Ceux d’entre vous qui ont connu le deuil et le drame de la mort d’un être proche savent, dans leur chair, ce qui se passe alors, quand un glaive transperce le cœur : la vie s’arrête. Et quand la douleur, par moments, se fait moins vive, elle revient ensuite par vagues, de façon lancinante : la sensation est celle d’un brouillard, comme si l’on vivait au ralenti.
Voilà qu’après l’enterrement, est répétée à l’envie la même parole absurde comme un mot d’ordre : la vie continue.
La vie continue ? Elle doit reprendre, mais pour beaucoup, elle ne reprendra pas : la vie s’est arrêtée pour tant de parents à la mort d’un enfant, pour tant de femmes ou d’hommes à la mort de leur mari ou de leur épouse. Tous ces visages de ces personnes qui attendent le jour où elles iront le (ou la) retrouver.
Il y a la pression de l’entourage et il y a eu la réaction des amis : ils sont désormais divisés entre ceux qui étaient là, qui sont venus, qui se sont manifestés, et ceux qui n’étaient pas là, qui n’ont rien fait, rien dit, qui ne se sont pas arrêtés. Je vous en supplie : n’attendez pas de connaître cela pour savoir que la première obligation humaine est la ‘condoléance’ – le mot ne s’emploie pas au singulier : la première obligation humaine est la compassion, le témoignage de sympathie à l’occasion d’un deuil.
Je pense aux enfants de cette famille du quartier dont le papa est mort le mois dernier : un des grands soutiens furent les textos des copains, de ceux auxquels ils n’auraient même pas pensé, les messages affectueux, maladroits, tendres, qui font que la vie a du sens. La vie a du sens quand on la vit ensemble, quand on n’est pas chacun dans son coin, mais qu’on est capable de se retrouver, et surtout de s’arrêter auprès de ceux qui pleurent.
Pour nous Catholiques, cette semaine la vie s’arrête. Nous venons d’entendre le récit de la Passion, la mort de Jésus sur la Croix. Nous l’entendrons Vendredi dans l’évangile de saint Jean. Il y aura eu le Chemin de croix, l’après-midi. La veille, nous aurons célébré le signe le plus grand de la Charité, le lavement des pieds, le respect du corps de chacun : nous ne pouvons nous mettre au pied de la croix que de façon cohérente avec le sacré de la vie de chaque personne.
La question n’est plus de savoir si on a fait un bon Carême, si on a mené à leur terme les résolutions que nous avions prises, pour autant que nous en ayons prise … De la même façon qu’au moment de la mort, la question ne se pose plus des relations que nous avions avec le défunt : il s’agit maintenant de faire bloc, un bloc de chair pas de marbre, de se rapprocher des plus meurtris.
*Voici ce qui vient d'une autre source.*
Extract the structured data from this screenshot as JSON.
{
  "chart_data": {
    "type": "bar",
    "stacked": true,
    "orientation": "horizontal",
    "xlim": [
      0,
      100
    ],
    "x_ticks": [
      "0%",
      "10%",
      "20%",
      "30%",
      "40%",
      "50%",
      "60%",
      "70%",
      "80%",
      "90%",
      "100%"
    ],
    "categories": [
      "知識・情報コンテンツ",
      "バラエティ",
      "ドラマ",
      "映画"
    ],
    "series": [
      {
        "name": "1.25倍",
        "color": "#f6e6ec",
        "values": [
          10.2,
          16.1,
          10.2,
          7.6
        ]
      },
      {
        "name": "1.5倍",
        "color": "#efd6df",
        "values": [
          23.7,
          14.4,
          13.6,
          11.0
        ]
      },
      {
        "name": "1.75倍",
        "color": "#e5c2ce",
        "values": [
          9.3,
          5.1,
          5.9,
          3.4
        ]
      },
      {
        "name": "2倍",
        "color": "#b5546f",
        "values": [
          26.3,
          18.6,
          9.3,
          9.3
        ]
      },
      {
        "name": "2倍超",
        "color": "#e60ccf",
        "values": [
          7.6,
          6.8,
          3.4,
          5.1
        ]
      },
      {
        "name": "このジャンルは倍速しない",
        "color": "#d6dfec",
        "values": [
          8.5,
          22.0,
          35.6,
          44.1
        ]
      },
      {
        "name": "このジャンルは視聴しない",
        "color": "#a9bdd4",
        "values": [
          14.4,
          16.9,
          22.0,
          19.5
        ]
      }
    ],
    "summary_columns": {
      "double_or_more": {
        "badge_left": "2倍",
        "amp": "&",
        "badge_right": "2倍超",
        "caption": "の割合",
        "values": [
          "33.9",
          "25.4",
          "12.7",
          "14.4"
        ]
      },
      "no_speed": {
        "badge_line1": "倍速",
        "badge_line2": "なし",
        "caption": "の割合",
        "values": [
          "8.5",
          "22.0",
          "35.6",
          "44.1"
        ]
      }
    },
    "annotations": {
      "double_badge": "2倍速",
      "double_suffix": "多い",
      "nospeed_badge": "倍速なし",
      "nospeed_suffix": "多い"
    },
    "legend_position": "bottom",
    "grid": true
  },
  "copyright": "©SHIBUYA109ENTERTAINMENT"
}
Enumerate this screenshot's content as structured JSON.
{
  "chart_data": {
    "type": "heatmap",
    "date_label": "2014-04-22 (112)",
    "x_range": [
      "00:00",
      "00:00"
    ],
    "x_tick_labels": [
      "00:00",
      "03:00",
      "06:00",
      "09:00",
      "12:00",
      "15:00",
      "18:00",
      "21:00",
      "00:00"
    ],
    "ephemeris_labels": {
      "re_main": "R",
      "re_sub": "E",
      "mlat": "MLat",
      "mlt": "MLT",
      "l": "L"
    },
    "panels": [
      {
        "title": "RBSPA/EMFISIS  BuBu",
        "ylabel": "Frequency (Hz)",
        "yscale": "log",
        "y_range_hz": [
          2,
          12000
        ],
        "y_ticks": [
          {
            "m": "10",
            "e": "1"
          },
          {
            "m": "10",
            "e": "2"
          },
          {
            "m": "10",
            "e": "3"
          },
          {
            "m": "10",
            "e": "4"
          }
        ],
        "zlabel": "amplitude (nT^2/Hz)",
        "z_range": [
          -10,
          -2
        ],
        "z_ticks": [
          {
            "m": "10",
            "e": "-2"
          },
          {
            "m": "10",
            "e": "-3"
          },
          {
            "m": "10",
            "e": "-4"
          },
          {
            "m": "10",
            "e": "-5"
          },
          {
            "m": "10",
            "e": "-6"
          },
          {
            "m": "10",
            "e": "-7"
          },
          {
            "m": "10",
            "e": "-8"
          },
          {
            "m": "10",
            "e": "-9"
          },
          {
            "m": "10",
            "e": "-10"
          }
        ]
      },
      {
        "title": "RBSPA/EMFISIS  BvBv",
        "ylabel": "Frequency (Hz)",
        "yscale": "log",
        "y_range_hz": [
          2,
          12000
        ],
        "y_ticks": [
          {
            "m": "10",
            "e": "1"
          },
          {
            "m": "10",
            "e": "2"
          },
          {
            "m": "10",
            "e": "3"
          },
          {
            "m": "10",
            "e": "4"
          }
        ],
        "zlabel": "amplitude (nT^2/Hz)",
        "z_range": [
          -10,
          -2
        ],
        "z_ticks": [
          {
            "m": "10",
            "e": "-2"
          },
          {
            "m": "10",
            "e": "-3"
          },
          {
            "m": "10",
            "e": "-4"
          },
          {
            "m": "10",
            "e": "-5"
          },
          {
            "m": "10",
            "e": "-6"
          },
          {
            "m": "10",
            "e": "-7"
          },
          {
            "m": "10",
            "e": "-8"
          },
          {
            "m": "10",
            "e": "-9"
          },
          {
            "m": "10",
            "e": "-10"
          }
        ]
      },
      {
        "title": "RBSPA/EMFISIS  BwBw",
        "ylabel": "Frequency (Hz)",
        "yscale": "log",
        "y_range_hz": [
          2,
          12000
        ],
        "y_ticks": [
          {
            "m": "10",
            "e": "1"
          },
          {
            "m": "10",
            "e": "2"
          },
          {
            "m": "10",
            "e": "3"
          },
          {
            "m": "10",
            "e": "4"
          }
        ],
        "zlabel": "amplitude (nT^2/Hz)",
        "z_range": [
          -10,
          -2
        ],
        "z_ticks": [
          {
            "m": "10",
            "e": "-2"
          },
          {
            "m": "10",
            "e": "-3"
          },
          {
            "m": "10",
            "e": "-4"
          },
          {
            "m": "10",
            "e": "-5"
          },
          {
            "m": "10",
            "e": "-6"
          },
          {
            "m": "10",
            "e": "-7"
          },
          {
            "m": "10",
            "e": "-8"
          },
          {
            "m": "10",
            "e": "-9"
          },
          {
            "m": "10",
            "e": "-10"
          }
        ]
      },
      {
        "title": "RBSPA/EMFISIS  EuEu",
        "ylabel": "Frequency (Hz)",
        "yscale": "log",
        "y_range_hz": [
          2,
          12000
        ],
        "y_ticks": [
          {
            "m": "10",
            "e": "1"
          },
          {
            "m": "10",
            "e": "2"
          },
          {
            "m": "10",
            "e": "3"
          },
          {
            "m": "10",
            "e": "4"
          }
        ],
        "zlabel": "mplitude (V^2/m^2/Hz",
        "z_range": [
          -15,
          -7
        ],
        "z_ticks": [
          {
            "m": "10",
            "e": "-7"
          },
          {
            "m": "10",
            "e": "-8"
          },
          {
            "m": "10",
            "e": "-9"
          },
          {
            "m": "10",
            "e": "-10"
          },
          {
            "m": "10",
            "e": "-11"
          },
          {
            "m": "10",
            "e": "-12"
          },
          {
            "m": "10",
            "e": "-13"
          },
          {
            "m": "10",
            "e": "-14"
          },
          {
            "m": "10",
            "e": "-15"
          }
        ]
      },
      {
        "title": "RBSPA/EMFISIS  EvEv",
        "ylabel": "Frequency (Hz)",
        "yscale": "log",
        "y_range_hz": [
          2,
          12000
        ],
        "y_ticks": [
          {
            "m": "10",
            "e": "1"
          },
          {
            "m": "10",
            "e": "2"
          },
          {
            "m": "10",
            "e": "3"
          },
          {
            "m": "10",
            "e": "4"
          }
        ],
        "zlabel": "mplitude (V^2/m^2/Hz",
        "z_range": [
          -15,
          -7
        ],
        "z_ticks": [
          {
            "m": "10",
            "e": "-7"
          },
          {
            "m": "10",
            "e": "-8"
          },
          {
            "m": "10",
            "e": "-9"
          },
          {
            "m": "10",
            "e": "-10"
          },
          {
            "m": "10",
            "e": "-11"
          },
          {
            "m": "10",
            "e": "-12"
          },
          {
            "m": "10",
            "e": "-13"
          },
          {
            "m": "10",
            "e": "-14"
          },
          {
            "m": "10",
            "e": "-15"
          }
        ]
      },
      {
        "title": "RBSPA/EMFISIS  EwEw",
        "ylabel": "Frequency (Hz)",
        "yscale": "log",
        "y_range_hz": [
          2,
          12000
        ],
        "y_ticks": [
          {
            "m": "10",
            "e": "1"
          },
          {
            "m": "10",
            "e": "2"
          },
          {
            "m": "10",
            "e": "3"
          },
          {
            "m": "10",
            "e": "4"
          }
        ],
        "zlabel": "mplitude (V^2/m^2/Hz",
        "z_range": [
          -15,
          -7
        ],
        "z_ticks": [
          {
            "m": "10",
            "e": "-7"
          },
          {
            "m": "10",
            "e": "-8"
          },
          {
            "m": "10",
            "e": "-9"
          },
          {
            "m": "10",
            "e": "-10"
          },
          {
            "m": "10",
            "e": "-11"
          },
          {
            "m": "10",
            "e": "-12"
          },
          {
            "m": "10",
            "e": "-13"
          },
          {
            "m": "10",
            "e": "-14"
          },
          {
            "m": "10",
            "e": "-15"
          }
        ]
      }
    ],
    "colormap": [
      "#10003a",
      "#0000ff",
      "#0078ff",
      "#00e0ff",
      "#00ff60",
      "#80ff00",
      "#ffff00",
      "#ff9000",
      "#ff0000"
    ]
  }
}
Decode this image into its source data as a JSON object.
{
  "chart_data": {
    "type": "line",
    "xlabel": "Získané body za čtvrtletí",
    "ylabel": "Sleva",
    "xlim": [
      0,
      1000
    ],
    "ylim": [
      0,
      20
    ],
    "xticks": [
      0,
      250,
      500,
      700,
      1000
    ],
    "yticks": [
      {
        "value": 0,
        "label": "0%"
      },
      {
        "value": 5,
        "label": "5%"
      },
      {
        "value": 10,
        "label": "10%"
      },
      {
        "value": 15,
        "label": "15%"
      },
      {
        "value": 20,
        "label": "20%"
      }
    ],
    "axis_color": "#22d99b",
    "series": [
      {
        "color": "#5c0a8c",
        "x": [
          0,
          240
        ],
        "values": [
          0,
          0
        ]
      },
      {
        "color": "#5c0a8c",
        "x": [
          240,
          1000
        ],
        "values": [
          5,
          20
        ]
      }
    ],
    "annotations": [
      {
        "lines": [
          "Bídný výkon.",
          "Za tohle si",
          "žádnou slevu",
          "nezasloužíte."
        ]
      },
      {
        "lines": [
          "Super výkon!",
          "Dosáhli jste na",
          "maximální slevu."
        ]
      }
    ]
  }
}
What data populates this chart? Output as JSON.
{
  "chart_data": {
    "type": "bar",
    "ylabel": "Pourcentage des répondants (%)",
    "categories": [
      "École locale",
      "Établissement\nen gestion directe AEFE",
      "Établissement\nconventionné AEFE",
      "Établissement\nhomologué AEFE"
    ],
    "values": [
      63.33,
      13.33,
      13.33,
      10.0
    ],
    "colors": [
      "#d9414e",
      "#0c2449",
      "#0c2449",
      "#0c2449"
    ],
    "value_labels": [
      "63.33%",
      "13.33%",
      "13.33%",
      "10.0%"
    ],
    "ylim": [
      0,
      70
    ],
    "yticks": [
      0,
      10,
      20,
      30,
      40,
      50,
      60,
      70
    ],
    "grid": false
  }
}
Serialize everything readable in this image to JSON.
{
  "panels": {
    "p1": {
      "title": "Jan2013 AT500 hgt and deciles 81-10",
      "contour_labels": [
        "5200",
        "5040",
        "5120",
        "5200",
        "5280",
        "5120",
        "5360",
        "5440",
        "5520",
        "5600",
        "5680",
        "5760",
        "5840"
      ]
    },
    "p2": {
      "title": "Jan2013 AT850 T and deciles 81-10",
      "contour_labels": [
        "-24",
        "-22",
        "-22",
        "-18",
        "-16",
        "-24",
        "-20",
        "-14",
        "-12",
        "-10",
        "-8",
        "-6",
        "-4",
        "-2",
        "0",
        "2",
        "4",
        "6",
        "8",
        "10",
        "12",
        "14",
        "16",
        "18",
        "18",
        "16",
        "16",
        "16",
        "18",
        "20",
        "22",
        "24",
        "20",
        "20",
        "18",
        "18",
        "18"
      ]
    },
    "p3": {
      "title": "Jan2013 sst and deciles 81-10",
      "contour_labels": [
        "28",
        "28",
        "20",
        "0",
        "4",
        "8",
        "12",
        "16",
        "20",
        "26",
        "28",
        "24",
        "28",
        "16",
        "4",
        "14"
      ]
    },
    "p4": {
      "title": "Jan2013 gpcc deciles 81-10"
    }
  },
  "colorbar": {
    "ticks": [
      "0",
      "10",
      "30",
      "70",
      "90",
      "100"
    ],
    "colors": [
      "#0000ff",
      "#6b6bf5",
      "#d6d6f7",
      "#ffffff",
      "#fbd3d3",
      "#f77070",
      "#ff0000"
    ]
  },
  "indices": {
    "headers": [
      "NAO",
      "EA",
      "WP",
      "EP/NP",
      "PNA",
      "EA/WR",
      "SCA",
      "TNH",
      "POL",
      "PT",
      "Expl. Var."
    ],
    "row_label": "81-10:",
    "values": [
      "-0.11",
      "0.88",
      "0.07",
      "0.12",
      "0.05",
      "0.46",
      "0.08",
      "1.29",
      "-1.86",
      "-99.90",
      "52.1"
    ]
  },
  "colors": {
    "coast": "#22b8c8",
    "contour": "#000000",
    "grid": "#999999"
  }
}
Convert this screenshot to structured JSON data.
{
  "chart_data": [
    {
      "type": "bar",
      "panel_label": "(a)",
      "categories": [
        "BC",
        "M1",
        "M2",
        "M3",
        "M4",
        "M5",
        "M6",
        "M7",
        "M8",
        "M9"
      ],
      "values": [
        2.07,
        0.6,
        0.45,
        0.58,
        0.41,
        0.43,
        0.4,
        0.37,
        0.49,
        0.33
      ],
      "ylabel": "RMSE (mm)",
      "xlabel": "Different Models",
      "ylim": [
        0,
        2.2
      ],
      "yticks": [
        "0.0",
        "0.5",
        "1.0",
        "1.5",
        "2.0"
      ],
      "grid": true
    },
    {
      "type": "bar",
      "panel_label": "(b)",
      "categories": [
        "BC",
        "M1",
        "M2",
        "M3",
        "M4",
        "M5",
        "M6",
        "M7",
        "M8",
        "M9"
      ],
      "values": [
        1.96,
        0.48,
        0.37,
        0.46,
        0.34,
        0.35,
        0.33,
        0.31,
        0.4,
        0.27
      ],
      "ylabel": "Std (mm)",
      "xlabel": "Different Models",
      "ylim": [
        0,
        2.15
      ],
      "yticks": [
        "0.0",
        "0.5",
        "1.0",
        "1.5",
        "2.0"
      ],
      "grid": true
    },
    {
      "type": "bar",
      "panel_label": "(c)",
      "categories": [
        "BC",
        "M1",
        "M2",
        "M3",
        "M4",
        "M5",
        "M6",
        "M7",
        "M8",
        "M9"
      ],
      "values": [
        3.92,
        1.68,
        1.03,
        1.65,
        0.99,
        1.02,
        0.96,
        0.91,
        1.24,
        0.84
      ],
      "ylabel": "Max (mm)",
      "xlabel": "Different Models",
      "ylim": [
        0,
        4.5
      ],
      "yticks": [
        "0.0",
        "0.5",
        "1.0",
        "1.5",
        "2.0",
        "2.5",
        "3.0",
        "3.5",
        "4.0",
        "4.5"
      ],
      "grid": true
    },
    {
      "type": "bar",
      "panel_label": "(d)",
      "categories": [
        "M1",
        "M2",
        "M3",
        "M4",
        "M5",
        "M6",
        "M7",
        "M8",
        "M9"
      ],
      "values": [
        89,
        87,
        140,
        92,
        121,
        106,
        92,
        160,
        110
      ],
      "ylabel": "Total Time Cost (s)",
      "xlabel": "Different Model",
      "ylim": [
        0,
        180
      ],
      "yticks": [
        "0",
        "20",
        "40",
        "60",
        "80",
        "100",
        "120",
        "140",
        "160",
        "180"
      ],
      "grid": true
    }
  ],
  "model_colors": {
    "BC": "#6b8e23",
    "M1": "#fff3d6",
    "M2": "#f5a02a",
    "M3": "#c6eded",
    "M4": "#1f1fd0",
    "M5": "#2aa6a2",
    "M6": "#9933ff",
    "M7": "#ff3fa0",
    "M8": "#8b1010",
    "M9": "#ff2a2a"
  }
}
Le défunt n’est la propriété de personne, et la souffrance est suffisamment forte pour s’épargner des rivalités.
D’où vient-elle, cette souffrance ?
De la sensation d’arrachement, à la mesure de l’attachement, de l’amour qui nous relie.
L’attachement à l’autre, que cet autre soit un membre de ma famille, ou Dieu lui-même, est source de vie et de souffrance : source de vie car c’est lui qui me donne les plus grandes joies, le sens de mon existence, le moteur de mes choix. Source de souffrance, car en m’attachant je reconnais et j’assume mon insuffisance, ma réalité, ma fragilité.
La souffrance dans l’attachement, et dans l’arrachement, tient de notre vulnérabilité autant que de la transcendance de l’autre, sur lequel nous n’avons pas et nous n’aurons jamais de mainmise.
Ce n’est pas le manque d’espérance qui rend la mort si terrible. C’est de ne pas s’être arrêté avant. Pas assez : pas assez arrêté pour goûter l’instant, la présence, la joie de l’être aimé.
Cette semaine nous nous arrêterons pour apprendre à aimer, c’est-à-dire à nous arrêter.
Nous arrêter pour consoler. Nous arrêter pour contempler. Nous arrêter pour écouter. Nous ferons comme le disciple bien-aimé qui, au dernier repas, a posé sa tête contre la poitrine de Jésus et entendu son cœur battre. Son cœur humain s’est arrêté sur la Croix. Son cœur divin l’a ressuscité pour l’éternité.